The easiest way to sum up the failure of the Weekly Standard is this: Why would anyone on the right offer financial support to the Weekly Standard when CNN will call us a racist for free? And why would anyone on the left offer financial support to the Weekly Standard when CNN will call us a racist for free?
Sarcasm aside, that is the Weekly Standard’s primary problem. In the age of Trump, the publication offers nothing we cannot get everywhere else in the elite media, nothing we cannot find at the far-left Washington Post, MSNBC, New York Times, CNN, etc.
Smug virtue-signaling and superior Trump-bashing are the cheapest commodities in today’s news business. They are literally everywhere. And so, instead of offering a unique voice and perspective in an ocean of left-wing media, the Weekly Standard instead chose to sit in the middle of this ocean and sell saltwater.

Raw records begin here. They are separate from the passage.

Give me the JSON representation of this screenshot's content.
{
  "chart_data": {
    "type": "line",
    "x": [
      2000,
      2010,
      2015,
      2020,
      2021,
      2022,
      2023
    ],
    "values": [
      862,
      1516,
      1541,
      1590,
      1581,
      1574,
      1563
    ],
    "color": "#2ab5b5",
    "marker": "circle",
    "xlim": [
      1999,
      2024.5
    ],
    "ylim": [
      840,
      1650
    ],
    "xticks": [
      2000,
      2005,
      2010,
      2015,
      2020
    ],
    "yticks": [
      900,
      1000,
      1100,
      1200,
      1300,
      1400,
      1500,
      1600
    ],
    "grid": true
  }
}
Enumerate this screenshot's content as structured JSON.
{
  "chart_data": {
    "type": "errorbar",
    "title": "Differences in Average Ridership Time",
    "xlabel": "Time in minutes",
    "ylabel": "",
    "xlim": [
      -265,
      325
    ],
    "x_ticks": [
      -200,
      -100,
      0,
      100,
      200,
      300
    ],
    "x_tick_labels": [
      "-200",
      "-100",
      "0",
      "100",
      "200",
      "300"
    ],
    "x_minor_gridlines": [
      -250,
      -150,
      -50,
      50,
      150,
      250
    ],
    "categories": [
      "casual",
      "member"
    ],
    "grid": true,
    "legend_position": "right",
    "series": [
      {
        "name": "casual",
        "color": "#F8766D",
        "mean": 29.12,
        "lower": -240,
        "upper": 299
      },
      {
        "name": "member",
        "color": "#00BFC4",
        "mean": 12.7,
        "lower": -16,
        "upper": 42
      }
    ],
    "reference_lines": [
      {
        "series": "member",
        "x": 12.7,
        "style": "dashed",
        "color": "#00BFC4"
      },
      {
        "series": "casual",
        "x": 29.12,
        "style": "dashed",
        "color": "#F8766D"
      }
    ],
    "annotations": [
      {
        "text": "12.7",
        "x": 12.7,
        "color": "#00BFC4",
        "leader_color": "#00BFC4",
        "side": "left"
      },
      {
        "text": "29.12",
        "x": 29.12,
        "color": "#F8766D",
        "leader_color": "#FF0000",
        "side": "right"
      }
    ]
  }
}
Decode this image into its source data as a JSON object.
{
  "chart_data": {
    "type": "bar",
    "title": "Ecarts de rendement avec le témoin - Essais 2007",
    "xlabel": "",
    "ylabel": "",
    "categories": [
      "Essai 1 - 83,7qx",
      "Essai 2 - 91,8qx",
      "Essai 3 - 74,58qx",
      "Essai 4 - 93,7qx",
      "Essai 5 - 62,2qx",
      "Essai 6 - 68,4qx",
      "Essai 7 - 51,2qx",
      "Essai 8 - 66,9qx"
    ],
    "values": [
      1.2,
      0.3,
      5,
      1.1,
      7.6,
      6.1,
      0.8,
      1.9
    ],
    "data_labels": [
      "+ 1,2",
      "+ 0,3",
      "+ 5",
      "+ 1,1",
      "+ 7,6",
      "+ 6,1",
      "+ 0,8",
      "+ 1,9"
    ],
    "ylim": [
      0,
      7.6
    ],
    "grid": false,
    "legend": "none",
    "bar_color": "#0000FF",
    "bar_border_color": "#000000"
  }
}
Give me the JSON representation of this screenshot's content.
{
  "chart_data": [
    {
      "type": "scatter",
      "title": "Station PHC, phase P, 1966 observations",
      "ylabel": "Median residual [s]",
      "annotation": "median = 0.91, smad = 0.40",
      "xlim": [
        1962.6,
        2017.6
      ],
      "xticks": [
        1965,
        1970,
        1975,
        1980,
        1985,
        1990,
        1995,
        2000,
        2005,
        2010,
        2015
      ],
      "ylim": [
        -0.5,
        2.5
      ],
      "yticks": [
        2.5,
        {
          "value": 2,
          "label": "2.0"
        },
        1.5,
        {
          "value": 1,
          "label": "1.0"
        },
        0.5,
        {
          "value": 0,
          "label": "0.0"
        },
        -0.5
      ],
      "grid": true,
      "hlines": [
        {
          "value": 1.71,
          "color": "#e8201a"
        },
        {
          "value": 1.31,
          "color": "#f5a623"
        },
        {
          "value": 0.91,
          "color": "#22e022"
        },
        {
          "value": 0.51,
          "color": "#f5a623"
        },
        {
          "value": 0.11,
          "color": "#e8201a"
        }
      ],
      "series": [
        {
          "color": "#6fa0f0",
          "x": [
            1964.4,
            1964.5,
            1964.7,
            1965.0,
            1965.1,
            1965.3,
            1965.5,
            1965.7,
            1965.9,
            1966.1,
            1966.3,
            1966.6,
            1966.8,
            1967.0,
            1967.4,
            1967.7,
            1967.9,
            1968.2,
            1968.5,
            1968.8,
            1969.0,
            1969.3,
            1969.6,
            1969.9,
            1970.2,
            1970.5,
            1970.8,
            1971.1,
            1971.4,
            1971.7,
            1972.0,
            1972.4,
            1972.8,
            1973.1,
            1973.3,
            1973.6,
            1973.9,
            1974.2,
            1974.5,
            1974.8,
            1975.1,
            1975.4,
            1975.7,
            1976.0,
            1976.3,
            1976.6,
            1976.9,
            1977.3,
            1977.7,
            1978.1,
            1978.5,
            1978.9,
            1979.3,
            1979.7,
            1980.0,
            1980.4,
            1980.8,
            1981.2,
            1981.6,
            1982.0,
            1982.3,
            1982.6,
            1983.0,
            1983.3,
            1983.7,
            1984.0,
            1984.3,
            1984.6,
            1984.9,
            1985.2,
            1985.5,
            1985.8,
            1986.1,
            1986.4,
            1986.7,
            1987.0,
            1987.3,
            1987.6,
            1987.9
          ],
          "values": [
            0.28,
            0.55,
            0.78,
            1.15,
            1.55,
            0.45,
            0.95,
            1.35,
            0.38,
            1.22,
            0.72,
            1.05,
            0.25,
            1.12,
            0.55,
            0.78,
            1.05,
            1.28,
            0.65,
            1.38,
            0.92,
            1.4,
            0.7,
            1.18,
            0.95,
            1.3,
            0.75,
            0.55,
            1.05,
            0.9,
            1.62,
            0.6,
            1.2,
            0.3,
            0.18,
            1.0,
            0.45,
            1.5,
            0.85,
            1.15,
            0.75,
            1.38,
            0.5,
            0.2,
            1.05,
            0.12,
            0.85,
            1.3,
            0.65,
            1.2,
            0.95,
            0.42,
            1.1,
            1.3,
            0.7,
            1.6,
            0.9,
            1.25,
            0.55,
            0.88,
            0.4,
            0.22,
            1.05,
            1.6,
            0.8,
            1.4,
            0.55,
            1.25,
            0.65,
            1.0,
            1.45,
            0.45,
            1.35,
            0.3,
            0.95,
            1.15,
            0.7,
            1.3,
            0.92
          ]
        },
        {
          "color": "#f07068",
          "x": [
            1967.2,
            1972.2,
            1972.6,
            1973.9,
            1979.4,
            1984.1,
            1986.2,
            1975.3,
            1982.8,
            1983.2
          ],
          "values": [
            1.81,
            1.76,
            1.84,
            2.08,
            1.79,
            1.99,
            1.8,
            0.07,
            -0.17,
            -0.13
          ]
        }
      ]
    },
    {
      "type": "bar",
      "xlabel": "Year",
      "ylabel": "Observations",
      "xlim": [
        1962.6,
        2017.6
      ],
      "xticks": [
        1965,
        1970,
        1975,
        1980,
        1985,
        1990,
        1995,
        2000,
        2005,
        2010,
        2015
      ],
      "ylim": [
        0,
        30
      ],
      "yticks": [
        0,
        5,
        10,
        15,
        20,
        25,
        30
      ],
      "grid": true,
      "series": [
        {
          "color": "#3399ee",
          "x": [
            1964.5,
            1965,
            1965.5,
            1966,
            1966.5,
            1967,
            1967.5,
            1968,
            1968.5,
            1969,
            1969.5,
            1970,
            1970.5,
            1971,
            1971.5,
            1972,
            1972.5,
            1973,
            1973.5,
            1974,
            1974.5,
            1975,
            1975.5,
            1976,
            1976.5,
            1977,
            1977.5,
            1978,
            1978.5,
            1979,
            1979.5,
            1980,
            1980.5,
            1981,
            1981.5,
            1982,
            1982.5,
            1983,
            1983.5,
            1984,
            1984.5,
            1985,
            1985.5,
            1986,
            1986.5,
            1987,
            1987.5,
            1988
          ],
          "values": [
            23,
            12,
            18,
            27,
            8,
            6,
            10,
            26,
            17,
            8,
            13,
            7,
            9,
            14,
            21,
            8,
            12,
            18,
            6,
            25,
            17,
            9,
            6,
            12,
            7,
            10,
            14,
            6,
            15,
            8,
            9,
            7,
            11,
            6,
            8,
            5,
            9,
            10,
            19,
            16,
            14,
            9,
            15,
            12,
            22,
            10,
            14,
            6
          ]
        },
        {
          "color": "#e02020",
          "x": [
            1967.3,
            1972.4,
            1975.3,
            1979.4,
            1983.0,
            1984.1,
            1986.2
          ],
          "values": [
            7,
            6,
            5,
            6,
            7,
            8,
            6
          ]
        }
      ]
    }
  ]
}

Even those in the establishment media lamenting the loss of the Weekly Standard are all spewing some variation of the same thing: “An important conservative voice opposing Trump.”
Sure, we all understand why the corrupt media found this “important voice” valuable: it allowed them to exploit the Weekly Standard and its contributors as a club against Trump from the right, and there is no species on earth the media find more useful than a narcissistic Republican bashing one of his own.
Regardless, the media’s ability to use the Weekly Standard as a propaganda weapon did not make the Weekly Standard more interesting to the everyday news and opinion consumer. In fact, the Weekly Standard became so predictable in its reactionary response to all things Trump (and his supporters), so predictable, it ceased to be interesting (a problem the Weekly Standard shares with last-place CNN).
I don’t do boycotts, so I did not stop visiting the Weekly Standard for any other reason than I lost interest. The publication’s decision to sell out, to conform with the elite media, made it dull and wholly unnecessary.